Authentication
416x Tipe PDF Ukuran file 0.20 MB Source: diskumal.tnial.mil.id
WILAYAH NUSANTARA DALAM
PERSPEKTIF HUKUM LAUT DAN BEBERAPA IMPLIKASI1
oleh
Kresno Buntoro, SH, LL.M, Ph.D
Laksamana Pertama TNI/Kadiskum AL
Wilayah Nusantara sudah diatur dalam
UNCLOS 1982, akan tetapi belum semua
ketentuan UNCLOS 1982 diterapkan. Masih
banyak PR yang perlu untuk dilakukan
dalam mengisi Nusantara.
Tidak ada yang memungkiri bahwa wilayah Indonesia merupakan wilayah kepulauan
(archipel) yang mengandung makna bahwa wilayah laut yang ditaburi banyak pulau, karang,
dan beberapa bentukan geografis lainnya. Pemahaman konsep archipel ini bukan pada “pulau,
karang dan bentukan geografis yang berada di laut”, sehingga laut bukan sebagai pemisah
akan tetapi laut yang berisi bentukan geografis (pulau, karang, kedangkalan, lagoon, dll).

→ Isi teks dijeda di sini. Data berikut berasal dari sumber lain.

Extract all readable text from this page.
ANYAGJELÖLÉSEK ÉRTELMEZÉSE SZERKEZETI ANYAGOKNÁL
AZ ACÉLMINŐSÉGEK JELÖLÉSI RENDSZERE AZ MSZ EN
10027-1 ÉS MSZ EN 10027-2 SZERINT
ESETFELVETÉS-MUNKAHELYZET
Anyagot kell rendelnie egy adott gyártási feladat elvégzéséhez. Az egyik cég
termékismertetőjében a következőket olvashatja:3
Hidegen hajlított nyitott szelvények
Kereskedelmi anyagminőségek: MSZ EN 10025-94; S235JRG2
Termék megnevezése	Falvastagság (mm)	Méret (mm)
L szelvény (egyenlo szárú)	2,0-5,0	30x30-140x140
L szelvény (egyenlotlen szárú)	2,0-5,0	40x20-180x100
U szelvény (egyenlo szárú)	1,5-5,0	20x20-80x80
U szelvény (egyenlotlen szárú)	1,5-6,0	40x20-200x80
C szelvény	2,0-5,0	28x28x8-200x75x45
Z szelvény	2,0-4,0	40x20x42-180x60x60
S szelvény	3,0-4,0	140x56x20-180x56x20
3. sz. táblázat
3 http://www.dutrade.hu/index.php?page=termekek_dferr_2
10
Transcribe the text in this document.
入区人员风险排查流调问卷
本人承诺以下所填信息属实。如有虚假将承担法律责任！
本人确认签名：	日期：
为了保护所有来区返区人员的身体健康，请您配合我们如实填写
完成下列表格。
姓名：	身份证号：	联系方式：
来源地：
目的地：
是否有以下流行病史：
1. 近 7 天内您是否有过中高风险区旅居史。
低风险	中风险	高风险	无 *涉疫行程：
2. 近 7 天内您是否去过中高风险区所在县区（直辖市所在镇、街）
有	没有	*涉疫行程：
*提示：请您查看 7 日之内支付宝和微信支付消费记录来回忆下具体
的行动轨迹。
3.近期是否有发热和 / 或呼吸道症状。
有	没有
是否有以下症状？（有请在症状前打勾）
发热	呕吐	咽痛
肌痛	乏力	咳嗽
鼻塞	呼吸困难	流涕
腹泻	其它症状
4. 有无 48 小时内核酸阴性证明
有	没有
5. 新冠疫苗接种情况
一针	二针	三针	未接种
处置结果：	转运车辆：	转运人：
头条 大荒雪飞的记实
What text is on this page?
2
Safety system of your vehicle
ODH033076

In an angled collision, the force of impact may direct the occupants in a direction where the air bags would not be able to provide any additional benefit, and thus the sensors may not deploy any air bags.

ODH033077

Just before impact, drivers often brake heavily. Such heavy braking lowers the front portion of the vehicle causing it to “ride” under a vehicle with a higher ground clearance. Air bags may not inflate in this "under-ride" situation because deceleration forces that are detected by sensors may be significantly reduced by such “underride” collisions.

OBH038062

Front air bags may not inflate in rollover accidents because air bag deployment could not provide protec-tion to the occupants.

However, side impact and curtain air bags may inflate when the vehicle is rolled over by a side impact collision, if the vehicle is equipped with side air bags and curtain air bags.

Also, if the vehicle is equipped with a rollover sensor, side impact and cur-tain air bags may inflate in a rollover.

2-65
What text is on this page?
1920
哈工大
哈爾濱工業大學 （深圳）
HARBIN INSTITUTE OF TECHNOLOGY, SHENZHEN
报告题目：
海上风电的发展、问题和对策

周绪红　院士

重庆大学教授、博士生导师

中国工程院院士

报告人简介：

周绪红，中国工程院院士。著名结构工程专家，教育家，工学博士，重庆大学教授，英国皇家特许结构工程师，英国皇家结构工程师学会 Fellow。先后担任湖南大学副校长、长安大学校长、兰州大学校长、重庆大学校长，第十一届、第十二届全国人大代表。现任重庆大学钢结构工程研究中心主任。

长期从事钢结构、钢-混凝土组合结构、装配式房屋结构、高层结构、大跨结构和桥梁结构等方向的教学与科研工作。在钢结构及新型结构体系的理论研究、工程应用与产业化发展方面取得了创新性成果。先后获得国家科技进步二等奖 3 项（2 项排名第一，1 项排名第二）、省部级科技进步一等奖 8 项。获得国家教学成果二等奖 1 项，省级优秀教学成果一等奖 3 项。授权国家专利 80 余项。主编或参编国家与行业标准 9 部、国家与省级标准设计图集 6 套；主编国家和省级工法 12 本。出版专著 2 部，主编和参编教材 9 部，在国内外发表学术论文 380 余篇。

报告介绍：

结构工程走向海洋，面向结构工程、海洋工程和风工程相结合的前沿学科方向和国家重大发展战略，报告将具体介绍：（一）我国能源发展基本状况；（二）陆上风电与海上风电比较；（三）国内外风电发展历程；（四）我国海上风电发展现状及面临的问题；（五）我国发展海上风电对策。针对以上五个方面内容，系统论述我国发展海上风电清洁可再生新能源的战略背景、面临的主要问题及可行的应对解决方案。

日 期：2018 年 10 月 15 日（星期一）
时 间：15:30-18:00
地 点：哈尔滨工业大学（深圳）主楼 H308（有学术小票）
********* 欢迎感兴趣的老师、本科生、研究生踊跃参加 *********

Sejarah wilayah nusantara dapat ditarik jauh kebelakang bahkan mulai jaman kerajaan
sriwijaya, majapahit, dan beberapa kerajaan nusantara lainnya. Akan tetapi berdasarkan prisip
hukum internasional “uti posidentis juris” wilayah Indonesia merupakan wilayah bekas
kekuasaan Hindia Belanda.
Apabila dilihat pada masa Hindia Belanda, Indonesia merupakan wilayah daratan yang
mempunyai laut selebar 3 mil laut. Hal ini tidak dapat disalahkan karena Belanda merupakan
negara kontinen yang mempunyai laut. Kentetuan tentang lebar laut teritorial Belanda ini
diadopsi dalam Ordonnantie Stb.442, 1939 (yang berlaku di Indonesia berdasarkan Pasal II
Aturan Peralihan UUD 1945). Penetapan wilayah laut selebar 3 mil laut ini disebabkan di
negara Belanda sendiri dan beberapa negara di Eropa Kontinental menggunakan ketentuan
yang sama, walaupun di beberapa negara Skandinavia menentapkan 4 mil laut. Implikasi dari
penetapan 3 mil yang diukur dari semua pulau di Indonesia mengakibatkan masing-masing
pulau mempunyai laut teritorialnya sendiri, dan diantara beberapa pulau terdapat laut bebas.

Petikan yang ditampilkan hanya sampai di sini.